Sexta, 03 de Outubro de 2014 | 220 Visualizações

Fonte de imagem: unimed

Angola conta com apenas 70 cardiologistas para uma população estimada superior a vinte milhões de pessoas, de acordo com números avançados hoje à Lusa pelo presidente da Sociedade Angolana de Doenças Cardiovasculares (SADC), Mário Fernandes.
 
Apesar do número reduzido de médicos especializados em cardiologia e do aumento dos problemas cardíacos na população, relacionados com a obesidade ou a falta de exercício físico, aquele especialista sublinha a evolução do setor nos últimos anos, com a formação a ser financiada, essencialmente, pelo Estado angolano.
 
"Ainda é um número exíguo, mas tudo leva o seu tempo. Estamos hoje a falar de aproximadamente 70 a 80 cardiologistas, entre nacionais e estrangeiros que vivem permanentemente em Angola, mas há quinze anos eram quatro ou cinco", afirmou Mário Fernandes.
 
O responsável, médico cardiologista, falava à Lusa durante o II Congresso Angolano de Cardiologia e Hipertensão, que decorre em Luanda até sábado e que inclui um encontro das sociedades lusófonas daquela especialidade médica.
 
"Multiplicar o número de especialistas [cardiologistas] por dez numa década foi um esforço considerável. A ambição é, noutra década, atingir os 200 a 250 profissionais formados na área. Até porque hoje o número de médicos formados nas nossas universidades já é muito superior ao que tínhamos anteriormente", acrescentou Mário Fernandes.
 
Para o presidente da SADC, a aproximação dos números oficiais à realidade africana aponta para que "pelo menos 10 por cento da população adulta" que vive nas grandes cidades angolanas sofra de hipertensão arterial.

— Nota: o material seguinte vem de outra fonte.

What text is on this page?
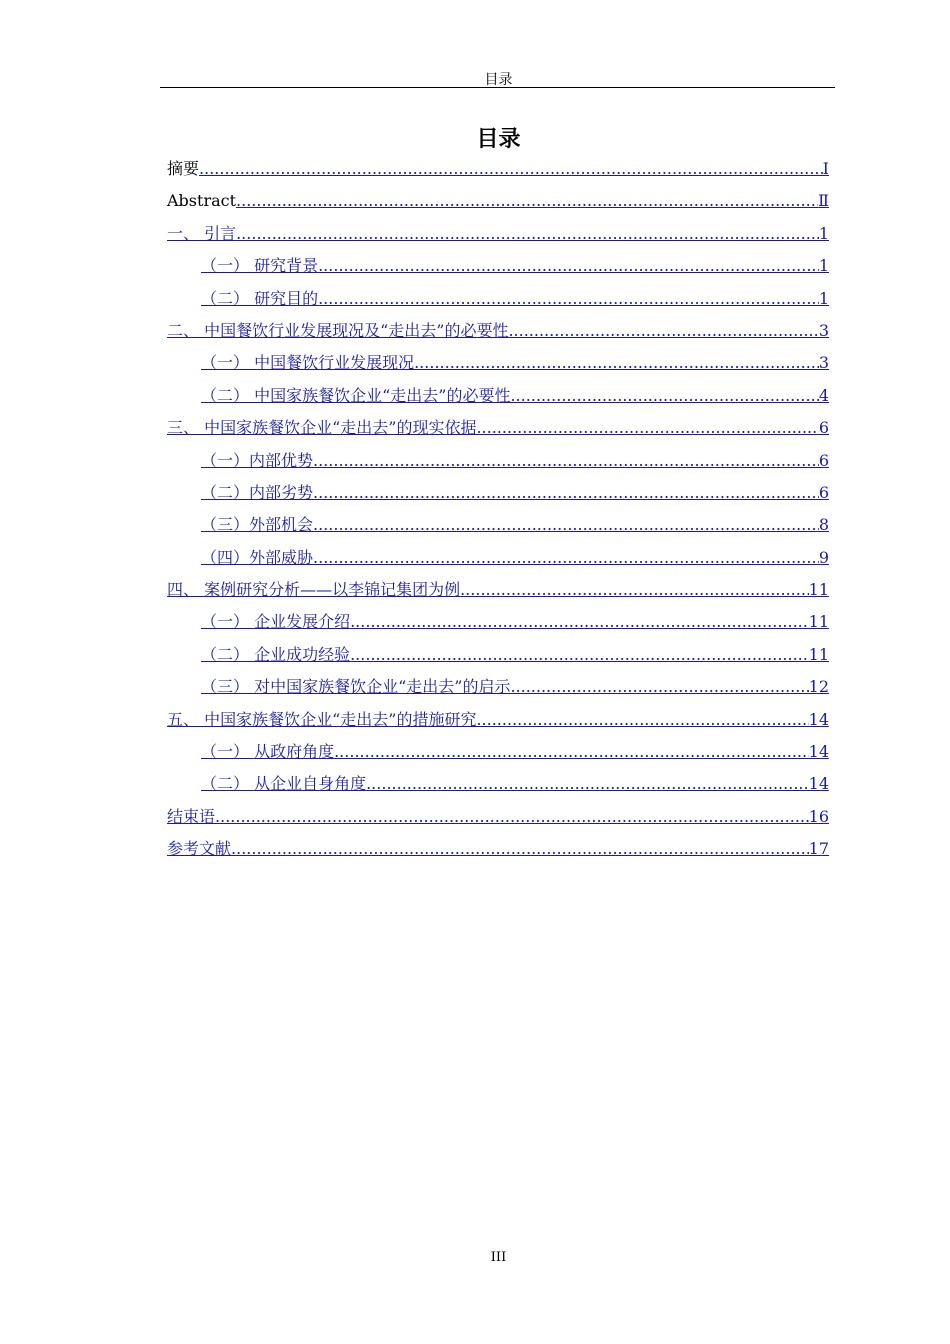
目录
目录
摘要 .....	I
Abstract .....	Ⅱ
一、 引言 .....	1
（一） 研究背景 .....	1
（二） 研究目的 .....	1
二、 中国餐饮行业发展现况及“走出去”的必要性 .....	3
（一） 中国餐饮行业发展现况 .....	3
（二） 中国家族餐饮企业“走出去”的必要性 .....	4
三、 中国家族餐饮企业“走出去”的现实依据 .....	6
（一）内部优势 .....	6
（二）内部劣势 .....	6
（三）外部机会 .....	8
（四）外部威胁 .....	9
四、 案例研究分析——以李锦记集团为例 .....	11
（一） 企业发展介绍 .....	11
（二） 企业成功经验 .....	11
（三） 对中国家族餐饮企业“走出去”的启示 .....	12
五、 中国家族餐饮企业“走出去”的措施研究 .....	14
（一） 从政府角度 .....	14
（二） 从企业自身角度 .....	14
结束语 .....	16
参考文献 .....	17
III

Deste total, entre 2 a 5% dos casos termina na morte, "relacionada diretamente com a hipertensão arterial".
 
"Temos uma alta incidência de incidentes vasculares cerebrais, de insuficiência renal e cardíaca, relacionada infelizmente com a hipertensão arterial, desconhecida ou mal controlada", apontou.
 
Além do reforço do número de especialistas, Mário Fernandes defende uma "prevenção em larga de escala", face à mudança dos estilos de vida do país. Por esse motivo, este congresso decorre sob o lema "Hipertensão Arterial Controlada: Angolanos Saudáveis".
 
"Vemos cada vez mais hábitos higieno-dietéticos, relacionados com um melhor acesso a alimentação e qualidade de vida, serem pervertidos pela introdução da comida rápida, falta de exercício, aumento dos casos de obesidade. É o outro lado da moeda que queremos evitar, que haja uma explosão de doenças cardiovasculares na nossa população, com um impacto muito grande ao nível da economia da Saúde", rematou.